加齢とともに、汗腺や脂腺のはたらきが低下し、その結果皮膚の表面のバリアとなる皮脂膜の形成が悪くなります。そのため皮膚の表面に水分を保持する能力が低下し、乾燥してくるのです。
皮膚が乾燥してくると、わずかな外部からの刺激に対しても敏感にかゆみを感じるようになることは以前から知られていました。それは乾燥肌の場合、皮膚の極めて浅い部位まで知覚に関わる神経線維が侵入してくる事実で明らかになりました。
かゆみを強く感じることで、皮膚をかきこわし、その結果皮膚のバリアは破壊され、皮膚を通して異物が侵入されやすくなり、アレルギー反応をひきおこす原因となります。

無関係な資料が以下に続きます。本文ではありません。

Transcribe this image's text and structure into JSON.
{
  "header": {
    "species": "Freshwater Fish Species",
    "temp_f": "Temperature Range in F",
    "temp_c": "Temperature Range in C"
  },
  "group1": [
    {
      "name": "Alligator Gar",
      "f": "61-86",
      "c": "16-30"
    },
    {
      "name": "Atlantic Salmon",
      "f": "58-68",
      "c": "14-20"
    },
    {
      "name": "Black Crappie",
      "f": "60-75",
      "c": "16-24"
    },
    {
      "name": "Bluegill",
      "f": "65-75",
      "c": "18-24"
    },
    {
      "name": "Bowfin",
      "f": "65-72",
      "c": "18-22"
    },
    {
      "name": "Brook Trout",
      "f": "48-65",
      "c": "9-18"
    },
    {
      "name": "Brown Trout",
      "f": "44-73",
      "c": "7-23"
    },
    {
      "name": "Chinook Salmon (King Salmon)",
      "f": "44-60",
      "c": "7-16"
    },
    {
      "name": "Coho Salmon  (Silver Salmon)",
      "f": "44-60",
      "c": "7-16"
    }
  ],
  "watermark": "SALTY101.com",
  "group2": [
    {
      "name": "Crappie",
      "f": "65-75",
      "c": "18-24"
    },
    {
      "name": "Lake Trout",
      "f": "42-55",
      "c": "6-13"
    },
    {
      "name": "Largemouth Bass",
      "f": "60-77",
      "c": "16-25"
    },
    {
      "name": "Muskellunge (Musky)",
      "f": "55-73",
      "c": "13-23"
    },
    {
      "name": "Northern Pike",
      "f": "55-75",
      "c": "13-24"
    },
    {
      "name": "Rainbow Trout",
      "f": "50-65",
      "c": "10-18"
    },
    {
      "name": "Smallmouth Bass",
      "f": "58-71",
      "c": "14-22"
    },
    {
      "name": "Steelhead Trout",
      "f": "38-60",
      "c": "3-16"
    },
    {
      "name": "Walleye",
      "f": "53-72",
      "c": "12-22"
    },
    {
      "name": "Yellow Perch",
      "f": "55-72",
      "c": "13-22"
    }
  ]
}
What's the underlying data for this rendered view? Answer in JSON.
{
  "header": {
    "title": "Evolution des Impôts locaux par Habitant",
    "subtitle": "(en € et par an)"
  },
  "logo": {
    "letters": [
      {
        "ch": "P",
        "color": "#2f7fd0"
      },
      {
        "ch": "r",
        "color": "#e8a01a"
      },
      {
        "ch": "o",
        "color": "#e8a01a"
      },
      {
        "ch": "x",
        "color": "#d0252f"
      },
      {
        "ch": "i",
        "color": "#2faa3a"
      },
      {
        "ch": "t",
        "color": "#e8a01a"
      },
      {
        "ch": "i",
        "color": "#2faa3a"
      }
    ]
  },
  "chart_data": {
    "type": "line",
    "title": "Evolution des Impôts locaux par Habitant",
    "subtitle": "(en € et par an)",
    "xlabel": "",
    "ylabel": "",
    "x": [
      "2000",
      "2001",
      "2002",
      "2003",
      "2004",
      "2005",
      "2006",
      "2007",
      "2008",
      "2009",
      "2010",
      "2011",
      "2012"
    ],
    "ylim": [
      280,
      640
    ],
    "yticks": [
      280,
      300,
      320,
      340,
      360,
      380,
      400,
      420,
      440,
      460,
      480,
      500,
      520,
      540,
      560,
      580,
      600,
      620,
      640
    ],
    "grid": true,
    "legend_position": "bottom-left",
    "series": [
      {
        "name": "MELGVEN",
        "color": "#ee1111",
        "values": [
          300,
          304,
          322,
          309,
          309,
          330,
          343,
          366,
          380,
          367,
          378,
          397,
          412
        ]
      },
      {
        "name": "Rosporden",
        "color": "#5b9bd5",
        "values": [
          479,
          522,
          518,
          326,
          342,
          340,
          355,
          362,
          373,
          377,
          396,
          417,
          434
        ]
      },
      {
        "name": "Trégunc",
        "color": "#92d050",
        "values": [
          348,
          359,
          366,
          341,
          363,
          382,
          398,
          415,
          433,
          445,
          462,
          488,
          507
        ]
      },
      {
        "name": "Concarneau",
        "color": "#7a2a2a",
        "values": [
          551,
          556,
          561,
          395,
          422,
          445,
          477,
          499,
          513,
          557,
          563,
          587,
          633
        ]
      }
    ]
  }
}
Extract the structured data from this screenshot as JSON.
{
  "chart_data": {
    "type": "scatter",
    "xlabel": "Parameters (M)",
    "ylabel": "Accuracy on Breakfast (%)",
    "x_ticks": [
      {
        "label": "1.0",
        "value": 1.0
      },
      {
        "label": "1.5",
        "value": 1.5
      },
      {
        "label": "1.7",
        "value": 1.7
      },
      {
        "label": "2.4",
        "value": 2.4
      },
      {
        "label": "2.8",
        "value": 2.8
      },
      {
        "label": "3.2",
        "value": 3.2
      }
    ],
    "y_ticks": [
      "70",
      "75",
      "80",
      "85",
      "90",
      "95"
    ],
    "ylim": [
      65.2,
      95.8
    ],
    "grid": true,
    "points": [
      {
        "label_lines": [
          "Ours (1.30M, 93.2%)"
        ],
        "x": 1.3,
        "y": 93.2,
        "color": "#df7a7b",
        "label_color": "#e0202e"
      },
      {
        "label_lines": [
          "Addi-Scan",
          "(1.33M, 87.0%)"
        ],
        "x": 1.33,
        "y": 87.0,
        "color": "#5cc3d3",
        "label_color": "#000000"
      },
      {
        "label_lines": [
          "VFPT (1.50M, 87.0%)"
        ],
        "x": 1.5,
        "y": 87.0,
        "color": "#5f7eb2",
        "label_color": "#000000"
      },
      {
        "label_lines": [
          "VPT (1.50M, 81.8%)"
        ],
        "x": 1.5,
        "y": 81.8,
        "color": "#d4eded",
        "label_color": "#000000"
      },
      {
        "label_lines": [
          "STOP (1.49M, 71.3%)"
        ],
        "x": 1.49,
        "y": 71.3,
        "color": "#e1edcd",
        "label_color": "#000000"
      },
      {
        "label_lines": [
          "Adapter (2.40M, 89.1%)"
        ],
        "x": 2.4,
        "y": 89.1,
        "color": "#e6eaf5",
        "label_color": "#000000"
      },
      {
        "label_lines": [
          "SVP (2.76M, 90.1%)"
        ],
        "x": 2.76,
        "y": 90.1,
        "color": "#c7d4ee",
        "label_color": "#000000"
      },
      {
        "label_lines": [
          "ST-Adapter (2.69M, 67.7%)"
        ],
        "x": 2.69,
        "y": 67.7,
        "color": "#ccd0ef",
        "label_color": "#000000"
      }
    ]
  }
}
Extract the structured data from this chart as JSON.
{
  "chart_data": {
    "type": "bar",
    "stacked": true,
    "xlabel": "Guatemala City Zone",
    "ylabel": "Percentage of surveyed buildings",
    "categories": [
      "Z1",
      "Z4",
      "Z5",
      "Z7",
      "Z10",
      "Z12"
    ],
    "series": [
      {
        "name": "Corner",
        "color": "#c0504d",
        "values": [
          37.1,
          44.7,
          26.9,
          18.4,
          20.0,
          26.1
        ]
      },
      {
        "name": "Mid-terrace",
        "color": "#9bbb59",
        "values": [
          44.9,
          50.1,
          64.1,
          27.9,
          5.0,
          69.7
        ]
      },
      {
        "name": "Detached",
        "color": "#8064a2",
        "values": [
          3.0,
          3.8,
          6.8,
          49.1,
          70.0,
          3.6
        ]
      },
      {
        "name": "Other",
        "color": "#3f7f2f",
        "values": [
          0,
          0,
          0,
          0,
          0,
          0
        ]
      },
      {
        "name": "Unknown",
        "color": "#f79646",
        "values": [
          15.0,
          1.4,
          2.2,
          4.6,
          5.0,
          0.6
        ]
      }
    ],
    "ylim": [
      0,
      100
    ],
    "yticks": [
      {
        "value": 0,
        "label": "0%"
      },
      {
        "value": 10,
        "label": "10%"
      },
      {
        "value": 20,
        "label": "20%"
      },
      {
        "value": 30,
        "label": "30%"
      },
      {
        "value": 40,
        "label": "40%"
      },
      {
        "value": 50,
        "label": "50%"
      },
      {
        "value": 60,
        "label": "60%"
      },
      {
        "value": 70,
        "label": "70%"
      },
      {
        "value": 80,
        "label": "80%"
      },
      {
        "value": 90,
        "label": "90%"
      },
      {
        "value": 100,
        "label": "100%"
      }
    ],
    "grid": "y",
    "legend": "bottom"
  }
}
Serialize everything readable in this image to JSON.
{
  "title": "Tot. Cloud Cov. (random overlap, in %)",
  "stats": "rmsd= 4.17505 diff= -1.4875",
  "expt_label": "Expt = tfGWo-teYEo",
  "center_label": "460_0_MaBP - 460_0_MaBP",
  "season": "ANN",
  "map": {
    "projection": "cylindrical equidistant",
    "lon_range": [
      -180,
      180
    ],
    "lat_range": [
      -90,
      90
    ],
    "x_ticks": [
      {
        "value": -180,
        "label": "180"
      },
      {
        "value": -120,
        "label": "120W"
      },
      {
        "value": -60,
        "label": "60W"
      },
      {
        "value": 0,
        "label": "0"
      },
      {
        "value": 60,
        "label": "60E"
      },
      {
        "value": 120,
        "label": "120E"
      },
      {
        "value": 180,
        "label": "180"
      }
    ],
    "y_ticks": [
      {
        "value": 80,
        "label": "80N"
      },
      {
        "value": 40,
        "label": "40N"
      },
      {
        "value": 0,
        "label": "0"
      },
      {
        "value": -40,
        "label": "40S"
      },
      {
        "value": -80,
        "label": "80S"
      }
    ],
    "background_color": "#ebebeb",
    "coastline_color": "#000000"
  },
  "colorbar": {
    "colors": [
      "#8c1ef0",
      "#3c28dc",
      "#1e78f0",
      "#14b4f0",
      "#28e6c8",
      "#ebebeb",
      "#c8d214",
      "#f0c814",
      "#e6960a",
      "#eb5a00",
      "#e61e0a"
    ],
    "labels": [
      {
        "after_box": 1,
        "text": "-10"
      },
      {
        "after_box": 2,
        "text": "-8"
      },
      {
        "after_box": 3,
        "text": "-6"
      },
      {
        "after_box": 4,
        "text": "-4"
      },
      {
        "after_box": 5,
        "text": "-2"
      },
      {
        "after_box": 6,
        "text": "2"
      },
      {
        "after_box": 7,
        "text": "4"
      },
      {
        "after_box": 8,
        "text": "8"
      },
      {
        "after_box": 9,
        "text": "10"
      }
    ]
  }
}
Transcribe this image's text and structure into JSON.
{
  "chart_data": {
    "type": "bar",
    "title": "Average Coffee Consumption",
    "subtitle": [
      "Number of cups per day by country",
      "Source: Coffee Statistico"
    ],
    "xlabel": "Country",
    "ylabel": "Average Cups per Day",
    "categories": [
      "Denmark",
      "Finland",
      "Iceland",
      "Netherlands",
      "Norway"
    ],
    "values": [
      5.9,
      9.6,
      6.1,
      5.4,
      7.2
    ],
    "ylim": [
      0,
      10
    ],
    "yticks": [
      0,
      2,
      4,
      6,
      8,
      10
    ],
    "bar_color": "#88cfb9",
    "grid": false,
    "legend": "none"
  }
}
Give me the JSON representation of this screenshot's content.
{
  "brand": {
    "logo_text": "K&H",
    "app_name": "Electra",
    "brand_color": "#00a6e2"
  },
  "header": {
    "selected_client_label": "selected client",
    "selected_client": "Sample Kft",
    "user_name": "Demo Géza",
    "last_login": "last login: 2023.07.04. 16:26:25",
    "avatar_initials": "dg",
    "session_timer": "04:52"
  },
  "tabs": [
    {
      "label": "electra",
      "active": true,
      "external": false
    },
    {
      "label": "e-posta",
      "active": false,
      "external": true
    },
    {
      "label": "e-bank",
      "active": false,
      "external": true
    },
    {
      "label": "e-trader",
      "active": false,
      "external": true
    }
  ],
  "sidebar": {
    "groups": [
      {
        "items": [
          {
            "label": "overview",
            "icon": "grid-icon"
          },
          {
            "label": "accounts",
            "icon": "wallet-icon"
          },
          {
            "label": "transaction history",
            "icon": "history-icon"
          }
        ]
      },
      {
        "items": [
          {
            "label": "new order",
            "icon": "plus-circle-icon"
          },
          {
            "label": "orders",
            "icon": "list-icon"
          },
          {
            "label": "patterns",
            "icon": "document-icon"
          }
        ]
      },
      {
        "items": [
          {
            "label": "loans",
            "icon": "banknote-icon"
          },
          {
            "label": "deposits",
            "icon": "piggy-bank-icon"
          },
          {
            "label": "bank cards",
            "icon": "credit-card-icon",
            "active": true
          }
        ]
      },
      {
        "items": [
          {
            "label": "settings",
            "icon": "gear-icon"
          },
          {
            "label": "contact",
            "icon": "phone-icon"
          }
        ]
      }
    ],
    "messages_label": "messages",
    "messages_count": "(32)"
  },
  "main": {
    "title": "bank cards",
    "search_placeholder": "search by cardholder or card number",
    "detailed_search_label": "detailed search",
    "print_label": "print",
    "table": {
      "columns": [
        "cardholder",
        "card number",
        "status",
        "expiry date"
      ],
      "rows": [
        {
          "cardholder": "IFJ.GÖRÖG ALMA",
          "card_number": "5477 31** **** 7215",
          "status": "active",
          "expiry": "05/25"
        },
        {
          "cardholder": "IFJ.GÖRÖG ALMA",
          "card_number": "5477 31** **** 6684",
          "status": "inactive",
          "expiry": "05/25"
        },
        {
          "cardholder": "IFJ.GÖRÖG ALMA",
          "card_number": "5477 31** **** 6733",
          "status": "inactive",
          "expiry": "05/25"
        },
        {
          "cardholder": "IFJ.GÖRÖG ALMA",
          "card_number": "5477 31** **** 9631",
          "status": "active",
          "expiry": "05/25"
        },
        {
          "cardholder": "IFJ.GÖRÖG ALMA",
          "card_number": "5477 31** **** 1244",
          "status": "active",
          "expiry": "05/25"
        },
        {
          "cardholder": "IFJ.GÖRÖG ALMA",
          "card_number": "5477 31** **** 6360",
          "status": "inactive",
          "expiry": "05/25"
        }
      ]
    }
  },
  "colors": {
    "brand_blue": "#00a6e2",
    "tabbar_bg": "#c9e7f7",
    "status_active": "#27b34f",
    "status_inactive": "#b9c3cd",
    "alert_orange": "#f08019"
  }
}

以上のことをふまえて、当院では老人の皮膚の乾燥によるかゆみに対して次のようなことを指導しております。
1. 入浴の仕方や石鹸の使い方
2. 症状にあった保湿外用剤の使い方
3. かきこわしに対する外用療法の実際
4. かゆみ止めなどを含めた内服薬の使い方
最後に、老人のかゆみは皮膚の乾燥によるものが多いことは確かな事実ですが、その他肝障害、腎障害、糖尿病や血液疾患などに伴うかゆみもありますので注意して下さい。